La France, l’Espagne et l’Italie ont été les plus durement touchées jusqu’à présent. La France a enregistré mercredi la journée de juin la plus chaude jamais observée, avec une moyenne nationale de 29,8°C, certaines régions dépassant les 44°C. Le pays a fait état d’au moins 50 décès liés à la canicule, parmi lesquels des enfants en bas âge et des personnes âgées. Le Royaume-Uni a également émis des alertes «rouge» canicule, les températures devant battre des records de juin établis de longue date. La vague de chaleur qui a fait souffrir l’Espagne, la France et le Royaume-Uni pendant plusieurs jours devrait se déplacer vers l’est, les météorologues allemands et tchèques mettant en garde contre des conditions extrêmes.

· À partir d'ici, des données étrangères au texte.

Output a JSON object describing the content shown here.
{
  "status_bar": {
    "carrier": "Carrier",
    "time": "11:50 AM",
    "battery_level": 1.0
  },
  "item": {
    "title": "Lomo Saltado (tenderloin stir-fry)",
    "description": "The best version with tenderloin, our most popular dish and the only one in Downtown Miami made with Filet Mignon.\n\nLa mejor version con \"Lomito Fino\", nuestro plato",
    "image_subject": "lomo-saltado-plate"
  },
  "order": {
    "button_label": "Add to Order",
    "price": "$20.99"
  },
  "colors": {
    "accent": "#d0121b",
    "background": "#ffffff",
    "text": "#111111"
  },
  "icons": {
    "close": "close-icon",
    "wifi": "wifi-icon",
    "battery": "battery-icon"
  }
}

Les autorités sanitaires soulignent que la chaleur extrême touche tout le monde, mais que les risques les plus graves pèsent sur les groupes vulnérables. Les personnes âgées sont particulièrement exposées, car leur capacité à réguler leur température corporelle a tendance à diminuer, tandis que les très jeunes enfants sont plus sujets à la déshydratation et au stress thermique.
A long terme, une exposition répétée à une chaleur extrême est susceptible d’aggraver les maladies chroniques sous-jacentes, d’influencer l’évolution future de l’état de santé et d’exercer une pression soutenue sur les systèmes de santé. Cette tendance devrait persister, soulignant la nécessité d’adapter les systèmes de santé et de renforcer leur résilience. Parallèlement, elle met en évidence l’importance croissante pour chacun d’adopter un mode de vie plus sain afin d’atténuer les risques sanitaires à long terme.